Последняя запись в дневнике Бьярна Задумчивого, мага из Хольне


   У обнаженного меча
   Из всех времен одно —
   Сейчас.
Ниру Бобовай

   – Чем?! – Лицо корчмаря налилось краснотой.
   – Песнями, – повторил Петер Сьлядек, дурея от собственной наглости. – Я расплачусь песнями.
   Корчмарь прошелся между столами. Тучный, дородный, он двигался вперевалочку, напоминая груженую фуру на Кичорском шляхе. Ручищи – окорока. Хватит такой по уху…

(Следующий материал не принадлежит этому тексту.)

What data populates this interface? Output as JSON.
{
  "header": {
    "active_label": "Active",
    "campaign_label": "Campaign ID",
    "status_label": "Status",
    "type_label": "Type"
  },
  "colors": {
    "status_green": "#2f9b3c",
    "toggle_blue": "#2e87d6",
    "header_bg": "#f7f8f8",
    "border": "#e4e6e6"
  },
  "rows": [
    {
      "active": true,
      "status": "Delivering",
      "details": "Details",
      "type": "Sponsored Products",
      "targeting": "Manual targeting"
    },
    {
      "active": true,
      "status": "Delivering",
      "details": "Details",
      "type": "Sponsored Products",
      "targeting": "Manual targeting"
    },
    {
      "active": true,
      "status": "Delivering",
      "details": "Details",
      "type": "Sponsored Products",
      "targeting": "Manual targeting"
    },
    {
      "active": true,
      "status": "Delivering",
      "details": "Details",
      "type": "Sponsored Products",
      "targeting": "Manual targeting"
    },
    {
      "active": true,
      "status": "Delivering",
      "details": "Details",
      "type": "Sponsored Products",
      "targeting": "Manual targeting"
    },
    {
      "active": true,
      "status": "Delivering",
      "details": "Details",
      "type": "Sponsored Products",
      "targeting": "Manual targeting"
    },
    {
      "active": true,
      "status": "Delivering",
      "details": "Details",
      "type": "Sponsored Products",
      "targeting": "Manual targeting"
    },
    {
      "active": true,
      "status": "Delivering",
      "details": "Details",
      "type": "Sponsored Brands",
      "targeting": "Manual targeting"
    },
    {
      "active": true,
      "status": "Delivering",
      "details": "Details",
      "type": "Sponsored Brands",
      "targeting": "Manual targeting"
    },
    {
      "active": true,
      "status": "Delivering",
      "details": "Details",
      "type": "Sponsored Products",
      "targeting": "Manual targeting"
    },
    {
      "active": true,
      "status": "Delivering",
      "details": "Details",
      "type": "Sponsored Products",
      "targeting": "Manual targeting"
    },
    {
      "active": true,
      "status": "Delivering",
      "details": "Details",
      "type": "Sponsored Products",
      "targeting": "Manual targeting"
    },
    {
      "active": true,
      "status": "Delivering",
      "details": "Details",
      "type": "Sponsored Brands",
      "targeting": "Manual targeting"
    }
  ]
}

   – Миска тушеной капусты, – задумчиво протянул Ясь Мисюр, оглядывая свою корчму, словно впервые ее увидел. – Две миски. С верхом. Пять черных колбасок, жаренных в меду. Свиная печенка с тмином. Три кружки пива. Красного, чет-нечет…
   – Четыре. Четыре кружки.
   Петер Сьлядек всегда считал себя честным человеком.
   – Ага, четыре. И ночлег. Выходит, чет-нечет – песнями?!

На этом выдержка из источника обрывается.